Deutscher Aktienmarkt belastet


09.05.22 09:11
Nord LB

Hannover (www.aktiencheck.de) - Den deutschen Aktienmarkt belastete am Freitag die Mischung aus hoher Inflation, anziehenden Zinsen und gleichzeitig steigenden Rezessionssorgen, so die Analysten der Nord LB.

Der DAX (ISIN DE0008469008/ WKN 846900) sei um -1,6%, der MDAX (ISIN DE0008467416/ WKN 846741) um -2,1% und der TecDAX (ISIN DE0007203275/ WKN 720327) um -2,5% gesunken.

Die US-Börsen seien nach dem Arbeitsmarktbericht weiterhin nervös geblieben. Der Dow Jones-Index (ISIN US2605661048/ WKN 969420) sei um -0,3%, der S&P 500 (ISIN US78378X1072/ WKN A0AET0) um -0,6% und der NASDAQ-Composite (ISIN XC0009694271/ WKN 969427) um -1,4% gefallen.

adidas (ISIN DE000A1EWWW0/ WKN A1EWWW) habe den Umsatz in Q1 währungsbereinigt um 3% auf 5,3 Mrd. EUR steigern können. Dabei habe der Sportartikelhersteller von Zuwächsen in Nord- und Lateinamerika sowie in Europa profitiert. Das Betriebsergebnis sei u.a. wegen erhöhter Aufwendungen für Marketing und Werbung um 38% auf 437 Mio. EUR gesunken. Der Gewinn aus fortgeführten Geschäften sei um fast 40% auf 310 Mio. EUR zurückgegangen. Wegen der Corona-Lockdowns in China nehme der Konzern die Erwartungen für das Gesamtjahr etwas zurück. So solle der Gewinn nun nur noch im unteren Bereich der anvisierten Spanne von 1,8 bis 1,9 Mrd. EUR liegen. Der Umsatz solle weiter währungsbereinigt um 11 bis 13% wachsen.
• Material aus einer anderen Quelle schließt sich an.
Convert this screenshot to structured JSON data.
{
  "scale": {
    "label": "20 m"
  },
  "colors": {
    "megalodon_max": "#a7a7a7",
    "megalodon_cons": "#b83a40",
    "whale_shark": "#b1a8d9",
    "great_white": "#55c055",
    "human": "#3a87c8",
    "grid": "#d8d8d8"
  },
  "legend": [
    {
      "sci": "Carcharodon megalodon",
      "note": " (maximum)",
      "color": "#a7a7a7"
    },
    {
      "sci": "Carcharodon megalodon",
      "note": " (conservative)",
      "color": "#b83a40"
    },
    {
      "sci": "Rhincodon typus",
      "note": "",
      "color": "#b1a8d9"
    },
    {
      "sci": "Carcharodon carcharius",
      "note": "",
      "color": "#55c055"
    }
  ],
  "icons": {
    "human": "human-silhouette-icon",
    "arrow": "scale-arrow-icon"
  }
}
GEA (ISIN DE0006602006/ WKN 660200) sei in den ersten drei Monaten des lfd. Jahres deutlich gewachsen. Bei Erlösen von 1,13 Mrd. EUR (+5,7%) habe der Anlagenbauer - dank einem margenstarken Neumaschinengeschäft sowie einem leicht höheren Service-Anteil - einen operativen Gewinn (EBITDA) vor Restrukturierungsaufwand von 138 Mio. EUR (+14,1%) erzielt. Der Konzernüberschuss habe bei 72,2 (56,7) Mio. EUR gelegen. Auch beim Auftragseingang habe es mit 1,54 Mrd. EUR Positives zu vermelden gegeben. Die Prognose für 2022 sei bestätigt worden.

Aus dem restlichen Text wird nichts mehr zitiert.